The established delivery model of the customer experience management (CXM) industry has adapted quickly to the pandemic, with Work From Home (WFH) the norm for a workforce accustomed – until nine months ago – to working in offices, and the increasing use of digital technology to replace or supplement some human interactions. What does a historical example suggest will happen to CXM after COVID-19?
I’m never sure whether historical perspectives can teach us how to do things better, or whether they are merely of interest for interest’s sake, but there is an echo of the challenges facing the CXM industry in the evolution of the telephone exchange after the Spanish Flu pandemic of 1918-21. Telephone exchanges were reliant on dozens, even hundreds, of operators sitting in close proximity at switchboards, taking calls from customers and manually connecting them with other customers. They were the call centers, literally, of their day.
The telephone had been marketed to homes (in the US, at least) for a host of reasons. A famous 1910 ad for the Bell Telephone Company of Missouri entitled “When in Quarantine” promoted the telephone as a way of allowing life to continue as near normally as possible in an epidemic, at a time when smallpox, diphtheria, influenza, TB – take your pick – were common. By 1918, in the middle of the Spanish Flu pandemic, US phone operating companies were begging customers not to call unless absolutely necessary. The operating companies faced the dual challenge of increased demand driven by the industry’s successful marketing and inadequate delivery, caused by sickness and the enforced home quarantine (up to a third in some US cities) of their skilled workforce.
Today’s CXM companies have responded to the coronavirus pandemic in two ways that mark them out from the telephone companies of 100 years ago: First, they found ways within two or three months, to allow 70% of employees (according to Everest Group estimates), to work from their homes; second, they were able to offload some of the extra demand to technology (chatbots and interactive virtual agents), or to call centers in locations less affected by restrictions (see Navigating Uncertainties and Building Operational Resiliency: Customer Experience Management (CXM) State of the Market Report 2021 for details).
But as the promise of mass vaccination heralds the end of the COVID-19 pandemic, there may be parallels between the CXM industry of today and the telephone exchanges emerging from the Spanish Flu in the early 1920s. Office estates stood then, and stand now, underutilized; and proven technologies capable of replacing humans were and are available. You could be forgiven for thinking that the post-pandemic telephone company of 1920 would have pushed to minimize dependence on humans and to shift to an operating model resilient against future disruption. The technology to replace highly trained women making the connections manually had by then been in existence for 30 years. Seats that had been emptied between 1918 and 1921 would surely not be filled again.

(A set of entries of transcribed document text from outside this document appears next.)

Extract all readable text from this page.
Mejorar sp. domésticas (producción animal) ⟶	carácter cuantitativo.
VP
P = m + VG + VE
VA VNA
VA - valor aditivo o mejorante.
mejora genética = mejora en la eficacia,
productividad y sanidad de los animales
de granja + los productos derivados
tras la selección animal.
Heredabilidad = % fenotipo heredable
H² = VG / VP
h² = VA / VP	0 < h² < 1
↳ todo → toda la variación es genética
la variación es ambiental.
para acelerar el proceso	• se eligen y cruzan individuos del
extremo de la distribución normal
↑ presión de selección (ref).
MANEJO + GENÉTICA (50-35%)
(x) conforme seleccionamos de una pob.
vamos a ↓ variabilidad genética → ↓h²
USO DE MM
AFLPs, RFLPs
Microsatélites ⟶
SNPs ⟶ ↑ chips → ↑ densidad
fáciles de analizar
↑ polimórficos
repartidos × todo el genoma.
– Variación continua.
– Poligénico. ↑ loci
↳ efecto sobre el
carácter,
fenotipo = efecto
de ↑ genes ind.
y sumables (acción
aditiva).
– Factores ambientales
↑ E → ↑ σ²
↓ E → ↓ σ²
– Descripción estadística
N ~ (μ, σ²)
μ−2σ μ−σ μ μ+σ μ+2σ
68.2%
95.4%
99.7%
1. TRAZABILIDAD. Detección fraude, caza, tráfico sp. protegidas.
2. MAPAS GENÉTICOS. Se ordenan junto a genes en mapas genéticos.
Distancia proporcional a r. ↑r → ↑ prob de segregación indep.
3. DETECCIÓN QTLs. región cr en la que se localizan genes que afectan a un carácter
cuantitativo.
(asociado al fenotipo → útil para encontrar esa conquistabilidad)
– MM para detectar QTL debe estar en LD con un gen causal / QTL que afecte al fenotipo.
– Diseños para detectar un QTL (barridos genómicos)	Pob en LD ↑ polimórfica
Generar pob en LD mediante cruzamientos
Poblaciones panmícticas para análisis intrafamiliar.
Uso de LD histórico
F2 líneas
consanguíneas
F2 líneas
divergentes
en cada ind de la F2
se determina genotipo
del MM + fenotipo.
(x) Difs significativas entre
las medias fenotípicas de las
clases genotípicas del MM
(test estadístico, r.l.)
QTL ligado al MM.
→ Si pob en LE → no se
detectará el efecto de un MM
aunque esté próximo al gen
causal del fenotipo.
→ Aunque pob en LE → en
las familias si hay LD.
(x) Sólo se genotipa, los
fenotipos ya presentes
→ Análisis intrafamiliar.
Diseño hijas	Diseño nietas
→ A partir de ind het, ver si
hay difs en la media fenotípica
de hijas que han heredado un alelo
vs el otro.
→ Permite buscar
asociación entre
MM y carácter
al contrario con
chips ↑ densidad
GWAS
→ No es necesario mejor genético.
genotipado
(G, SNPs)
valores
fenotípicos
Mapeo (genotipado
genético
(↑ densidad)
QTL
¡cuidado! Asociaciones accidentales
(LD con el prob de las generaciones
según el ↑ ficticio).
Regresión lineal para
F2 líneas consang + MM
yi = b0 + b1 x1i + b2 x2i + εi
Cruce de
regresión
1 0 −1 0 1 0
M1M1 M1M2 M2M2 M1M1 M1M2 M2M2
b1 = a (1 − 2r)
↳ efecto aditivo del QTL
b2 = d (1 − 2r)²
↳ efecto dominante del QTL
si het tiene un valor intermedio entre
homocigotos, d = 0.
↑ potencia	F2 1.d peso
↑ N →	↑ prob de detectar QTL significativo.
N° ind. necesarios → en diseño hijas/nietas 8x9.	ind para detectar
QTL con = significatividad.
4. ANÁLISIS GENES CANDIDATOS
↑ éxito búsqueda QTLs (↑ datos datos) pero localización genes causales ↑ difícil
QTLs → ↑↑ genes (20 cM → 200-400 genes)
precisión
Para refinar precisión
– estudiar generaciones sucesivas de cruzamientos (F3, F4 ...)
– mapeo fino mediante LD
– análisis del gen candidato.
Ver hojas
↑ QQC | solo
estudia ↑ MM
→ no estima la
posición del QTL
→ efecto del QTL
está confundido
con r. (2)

But fill they did. When the epidemic petered out, telephone companies filled the spare seats in their exchanges to capacity. The number of both exchanges and operators sitting in exchanges doubled and quadrupled respectively – in the UK at least – between 1921 and 1951. Why?
My guess is two reasons. First, the technology of the day offered the benefit of being resilient, of not being human, but became widely available at a time when labor was priced at a level that made gains from capital intensive investment in technology merely marginal or non-existent; it was just as cheap to pay humans as it was to buy machines. Second, the desire to return to normal was stronger than the desire to safeguard against the influenza’s return. People just went back to work and as demand for telephone services expanded, so did the number of exchanges and exchange operators.
The situation facing CXM companies and their employees today is not so different: recession and mass unemployment logically benefit sectors that need to employ large numbers of people at the lowest achievable cost. The CXM industry will refill its seats in many offshore locations because, history tells us, most people will just go back to work.
CXM companies could actually end up recruiting more agents overall, and more cheaply, because some of those seats are in, or close to, employees’ homes – in effect, earnings for some agents will be discounted by the cost of commuting. The opportunity this presents for onshore expansion for enterprises looking to outsource for the first time is considerable. Those CXM companies able to recruit, train, and retain agents willing to work this way will benefit from a tech and brand-savvy, culturally proximate workforce at significantly lower operating costs.
In the end, the demise of the human operator in telephone exchanges in the industrialized world was brought about by the availability of electronic technology in the late 1950s. The new technology promised vastly more capacity and speed, and lower operating costs in a period of post-war economic boom, when unemployment rates were at historic lows and labor costs were rising. Let’s hope this time around, the confluence of technology and economic growth doesn’t take 30 years.